Avrupa'da iki değerli yönetmenin bir film, bir dizi projesinde yer alacağım. Türkiye'de biraz ara vermeyi kendim istedim. Çünkü kötü karakter üzerime yapışmıştı. İyi anlamda da yapıştı aslında ama ben biraz bundan sıyrılmak istedim. Bir de yazları hiç tatil yapmamıştım. Bu yüzden de yazı kendime ayırmak istedim. Kendimi hiçbir zaman durdurmuyorum. Durmayı seven bir insan değilim. Bu yüzden de elimden geldiğince bir şekilde sosyal sorumluluk projelerinin peşindeydim. Çalışmıyor olsam bile kendimi hiçbir zaman stabil tutmayı sevmiyorum. Hep bir şeyler katmaya çalıştım. Ve iki dijital platforma film yaptım. Ama henüz yayınlanmadı. Aslında çok ekranlardan uzak kalmadım, televizyondan uzak kaldım. Ben de özledim, dizi ve set temposunu çok seviyorum.

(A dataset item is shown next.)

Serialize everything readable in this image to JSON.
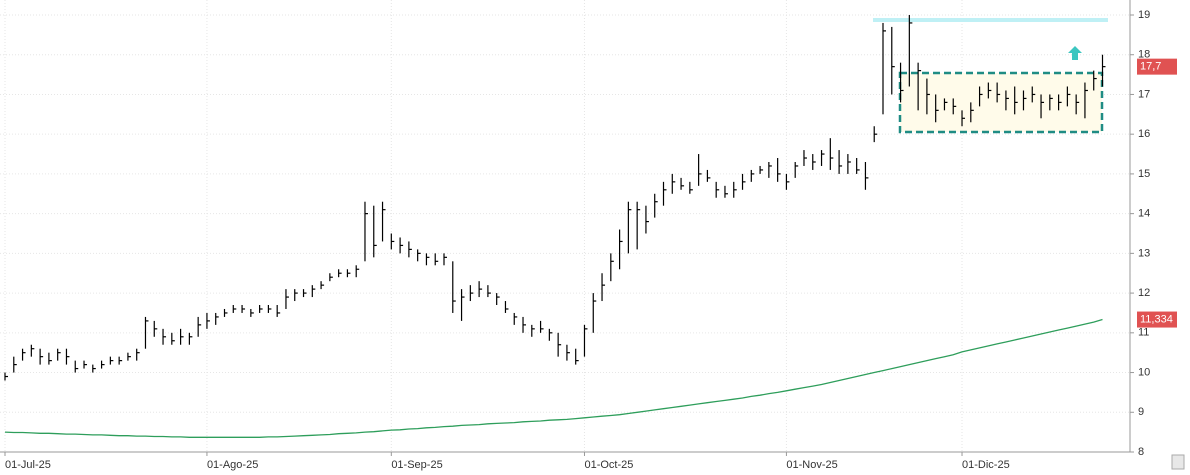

En başa dönersek oyunculuk serüvenin nasıl başladı?
İlkokul zamanımda parmakla gösterilen soysal kız olur ya, ben hep böyleydim. Severdim sahne önü performanslarını. Sahnenin tozunu alınca ister istemez devam etmek istiyorsun. Abim oyuncu Koray Erkök'le aramızda yedi yaş var. Lise sonda abime 'Ben kararımı verdim' dedim. Babam diş doktoru, benim de doktor olmamı istiyordu. 'Tiyatro okumaya karar verdim' dediğimde gözünden yaş geldi. Çünkü hiç istemiyordu. Annem genel olarak 'Ne yapıyorsanız ben sizin arkanızdayım' der. Sağ olsun abim hocam oldu, sonra da İstanbul Üniversitesi Devlet Konservatuvarı'nda tiyatroya başladım.
Dönüm noktası olarak gördüğün proje 'Hercai' mi?

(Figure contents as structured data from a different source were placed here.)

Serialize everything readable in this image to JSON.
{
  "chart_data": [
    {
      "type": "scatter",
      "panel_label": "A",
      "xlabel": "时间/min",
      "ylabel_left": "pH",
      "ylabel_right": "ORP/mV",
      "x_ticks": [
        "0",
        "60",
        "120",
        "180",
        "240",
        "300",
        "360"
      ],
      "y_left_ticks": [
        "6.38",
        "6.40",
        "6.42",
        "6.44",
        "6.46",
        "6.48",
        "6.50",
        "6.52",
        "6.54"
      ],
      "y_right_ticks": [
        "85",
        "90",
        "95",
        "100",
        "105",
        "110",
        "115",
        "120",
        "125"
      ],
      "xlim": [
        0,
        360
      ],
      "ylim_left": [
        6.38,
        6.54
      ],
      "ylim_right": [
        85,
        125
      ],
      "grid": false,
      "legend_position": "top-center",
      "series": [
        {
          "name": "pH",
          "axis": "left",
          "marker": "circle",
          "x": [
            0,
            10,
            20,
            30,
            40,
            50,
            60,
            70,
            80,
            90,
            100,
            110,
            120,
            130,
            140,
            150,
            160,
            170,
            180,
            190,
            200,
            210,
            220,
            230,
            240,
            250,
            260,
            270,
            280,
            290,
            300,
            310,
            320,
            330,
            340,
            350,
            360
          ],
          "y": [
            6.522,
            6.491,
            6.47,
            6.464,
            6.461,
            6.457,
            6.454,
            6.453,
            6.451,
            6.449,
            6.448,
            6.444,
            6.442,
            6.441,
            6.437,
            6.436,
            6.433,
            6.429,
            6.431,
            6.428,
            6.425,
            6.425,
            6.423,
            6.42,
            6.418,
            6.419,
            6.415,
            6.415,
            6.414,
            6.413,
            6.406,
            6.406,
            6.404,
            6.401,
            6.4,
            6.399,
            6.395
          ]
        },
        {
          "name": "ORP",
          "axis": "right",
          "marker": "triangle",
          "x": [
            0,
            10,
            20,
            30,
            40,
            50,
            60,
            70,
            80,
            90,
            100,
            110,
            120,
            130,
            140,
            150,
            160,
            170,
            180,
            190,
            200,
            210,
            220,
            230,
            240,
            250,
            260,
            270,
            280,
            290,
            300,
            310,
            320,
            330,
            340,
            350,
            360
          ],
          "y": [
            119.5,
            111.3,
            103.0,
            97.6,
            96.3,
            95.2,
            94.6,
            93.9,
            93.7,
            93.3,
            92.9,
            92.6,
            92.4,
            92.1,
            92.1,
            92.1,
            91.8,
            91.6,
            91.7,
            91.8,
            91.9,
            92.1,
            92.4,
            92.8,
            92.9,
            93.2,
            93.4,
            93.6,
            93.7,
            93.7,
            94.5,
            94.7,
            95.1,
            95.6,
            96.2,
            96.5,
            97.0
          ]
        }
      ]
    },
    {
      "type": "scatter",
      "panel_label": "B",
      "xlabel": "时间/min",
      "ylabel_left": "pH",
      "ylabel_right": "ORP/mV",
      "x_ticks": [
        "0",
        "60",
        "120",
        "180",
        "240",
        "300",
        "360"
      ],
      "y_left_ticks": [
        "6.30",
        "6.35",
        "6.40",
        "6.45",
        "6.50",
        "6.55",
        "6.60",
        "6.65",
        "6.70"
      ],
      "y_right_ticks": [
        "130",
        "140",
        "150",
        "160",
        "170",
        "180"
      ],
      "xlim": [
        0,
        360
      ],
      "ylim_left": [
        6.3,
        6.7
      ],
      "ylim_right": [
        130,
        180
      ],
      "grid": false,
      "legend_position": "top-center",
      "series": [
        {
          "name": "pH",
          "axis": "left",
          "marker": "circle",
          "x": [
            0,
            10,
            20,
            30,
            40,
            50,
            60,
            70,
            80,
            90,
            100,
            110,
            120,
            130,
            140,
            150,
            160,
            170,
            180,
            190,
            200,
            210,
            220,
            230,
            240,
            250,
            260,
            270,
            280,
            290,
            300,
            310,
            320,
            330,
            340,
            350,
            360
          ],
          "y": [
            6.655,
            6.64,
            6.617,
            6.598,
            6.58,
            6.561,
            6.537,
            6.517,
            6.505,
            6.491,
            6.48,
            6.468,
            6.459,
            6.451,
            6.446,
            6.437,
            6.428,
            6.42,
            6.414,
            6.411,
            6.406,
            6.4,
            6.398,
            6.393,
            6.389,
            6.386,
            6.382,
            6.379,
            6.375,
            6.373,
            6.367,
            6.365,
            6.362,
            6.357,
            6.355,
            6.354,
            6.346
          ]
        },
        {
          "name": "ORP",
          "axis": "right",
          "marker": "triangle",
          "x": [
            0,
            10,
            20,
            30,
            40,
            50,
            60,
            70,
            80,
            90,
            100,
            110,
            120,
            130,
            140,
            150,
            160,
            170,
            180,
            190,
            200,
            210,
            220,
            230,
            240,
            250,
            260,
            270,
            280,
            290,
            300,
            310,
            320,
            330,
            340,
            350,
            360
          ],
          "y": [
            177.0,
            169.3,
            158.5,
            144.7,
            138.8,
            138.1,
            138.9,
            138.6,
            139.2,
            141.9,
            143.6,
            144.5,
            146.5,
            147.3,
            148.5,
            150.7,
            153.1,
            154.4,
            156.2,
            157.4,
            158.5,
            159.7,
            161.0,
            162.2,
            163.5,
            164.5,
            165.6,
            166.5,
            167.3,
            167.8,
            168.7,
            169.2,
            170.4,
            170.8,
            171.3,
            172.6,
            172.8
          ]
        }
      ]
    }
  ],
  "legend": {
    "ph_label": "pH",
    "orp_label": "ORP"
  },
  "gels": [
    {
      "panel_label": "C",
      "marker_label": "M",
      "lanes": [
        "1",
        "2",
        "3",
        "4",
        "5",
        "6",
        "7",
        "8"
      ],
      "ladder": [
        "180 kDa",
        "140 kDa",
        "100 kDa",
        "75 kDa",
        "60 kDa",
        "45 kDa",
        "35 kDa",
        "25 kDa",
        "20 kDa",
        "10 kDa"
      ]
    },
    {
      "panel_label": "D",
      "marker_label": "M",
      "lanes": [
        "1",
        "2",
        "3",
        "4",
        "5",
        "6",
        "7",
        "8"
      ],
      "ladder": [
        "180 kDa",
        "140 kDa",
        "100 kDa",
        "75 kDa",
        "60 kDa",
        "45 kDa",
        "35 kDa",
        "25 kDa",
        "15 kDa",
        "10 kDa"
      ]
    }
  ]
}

Benim için aslında her biri bir dönüm noktası. Biraz kelebek etkisine inanan bir insanım. Aslında bu işlerin biraz network'le yürüdüğünü düşünüyorum. Ben buralara gelirken herkesin eli değdi. Her projenin kendime de, oyunculuğuma da kattığı çok ciddi şeyler oldu. Ama en hit yaptığımız dediğim tabii ki 'Hercai'…. Onun sayesinde ödüller topladım, çok güzel insanlar tanıdım. Üç yıl Mardin'de yaşadım. Kendimi de yeni yeni tanıdığım, olgunlaşmaya başladığım bir dönemde üç yıl ailemden ayrı kalıp farklı bir yerde farklı bir serüvene atıldım. Mardin benim için çok önemli bir dönüm noktasıydı.
DELİ BİR KARAKTERİ OYNAMAK İSTERİM
Özellikle oynamak istediğin bir rol var mı?
Bir oyuncunun tabii ki istediği şeyler vardır ama ben hepsini oynayabilecek bir temele sahibim. Sadece kötü karakter oynayacaksam Yaren gibi, ona benzer bir rol oynamak istemem. Yeni bir şeyler katabileceğim bir karakter oynamak isterim. Deli bir karakteri oynamak isterim. Biraz aykırı rolleri seviyorum. Beni zorlayabilecek, bunun için çalışmam gereken, belki gidip gözlem yapmam gereken rolleri oynamak istiyorum. Ama tabii ki başrol karakter geldiğinde 'Hayır' demiyorum. Sadece o karaktere heyecan duymam gerekiyor ki oynayabileyim.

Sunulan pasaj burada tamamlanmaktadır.